‘Eat That Question’: Frank Zappa speaks for himself in new documentary
by Jay Gabler
July 15, 2016
For a man who was so mercurial creatively, Frank Zappa was resolutely focused and consistent throughout his career when it came to his message about who he was and what he did: he was a musician, and he just wanted to be free to make the music he wanted to make for the fans who wanted to hear it. He was a family man and a working artist, not a druggie or a cult leader or a symbol.
That essential humility is the core takeaway from Thorsten Schütte's Eat That Question, a new documentary that tells Zappa's story in his own words, through first-person TV interviews he conducted throughout his long and winding career. Whatever you think of Zappa's music, you'll leave the theater with a deeper appreciation of who this prodigiously gifted musician was and what he meant to popular culture.
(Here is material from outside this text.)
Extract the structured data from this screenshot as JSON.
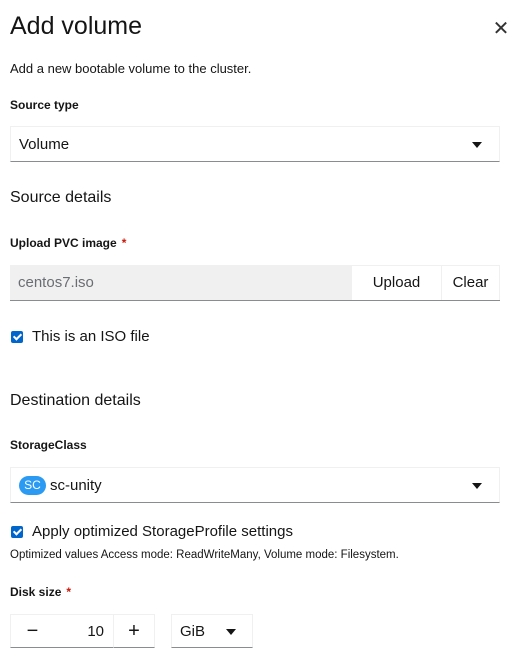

I haven't listened to a lot of Zappa; few have, though virtually everyone's heard of him. Almost everyone has an idea of who Zappa was and what his music was about, but only a small slice of the population have invested the time to really understand his musical legacy. Throughout Eat That Question, Zappa seems both wary and weary, continually expecting — usually correctly — that he was being interviewed by someone who knew his music was "obscene" or "outrageous," but didn't know why or how.
Born in 1940 in Baltimore, Zappa — yes, that was his real name — had a deep musical curiosity and enormous talent, and his central locus of fascination was the nexus of avant-garde rock and classical music. As Woody Guthrie was to Bob Dylan, iconoclastic composer Edgard Varèse was to Zappa: an aesthetic and philosophical beacon. In the earliest clip shown in Eat That Question, Zappa appears on The Steve Allen Show in 1963 to play a semi-improvised concerto for bicycle. The host was invited to play along, but that didn't mean that Zappa saw the performance as a joke: the idea that serious music could be funny was a theme that would run throughout Zappa's career.
By the time the Mothers of Invention released their debut album in 1966, Zappa had already found success as a film composer and notoriety as a convicted pornographer (he and a woman faked the sounds of sex for a tape to be played at a stag party). Freak Out! made Zappa a "rock star," a label he'd retain for the rest of his career even though it only scratched the surface of his many interests and accomplishments. Live footage in Eat That Question shows Zappa's gonzo magnetism as frontman of the Mothers, who I gather you really had to see live to truly appreciate — with their symphonic satire, they sounded something like what you might get if David Letterman fronted Pink Floyd.
By the '80s, Zappa found himself squarely in the center of the Culture Wars; his interviews of the era spark with an indignant passion as he excoriates censors ranging from religious fundamentalists to "common sense" moms like Tipper Gore, whose Parents Music Resource Center advocated for the application of explicit-content labels. Even those labels, thought Zappa, were the first step on a slippery slope that led to the debasement of art and the abridgment of personal freedoms.
Having been disinvited from the Royal Albert Hall in the '70s due to the explicit content of his show 200 Motels (a show posthumously realized, gloriously, by the Los Angeles Philharmonic at Disney Hall), by the final decade of his life Zappa was well-known and widely (though not universally) respected in the classical music world. A priceless interview in Eat That Question has Zappa explaining that he was presenting an orchestral concert of his work at the Barbican because...well, just because he could.
That was how he lived his life, and Eat That Question presents Zappa as a tireless defender of an artist's right to free self-expression. He knew his work was aesthetically challenging, and he very deliberately made it socially and politically challenging. He had an audience that reliably supported him, and he knew that most people outside that audience really had very little understanding of what his work was about.
In these interviews, Zappa often appears sardonic and detached, even pained. Watching 90 minutes of that sounds torturous, but it's redeemed by Zappa's sincere self-effacement and by his unfailing articulateness. Eat That Question is easy to recommend for anyone who wants to better understand this essential figure of 20th century music.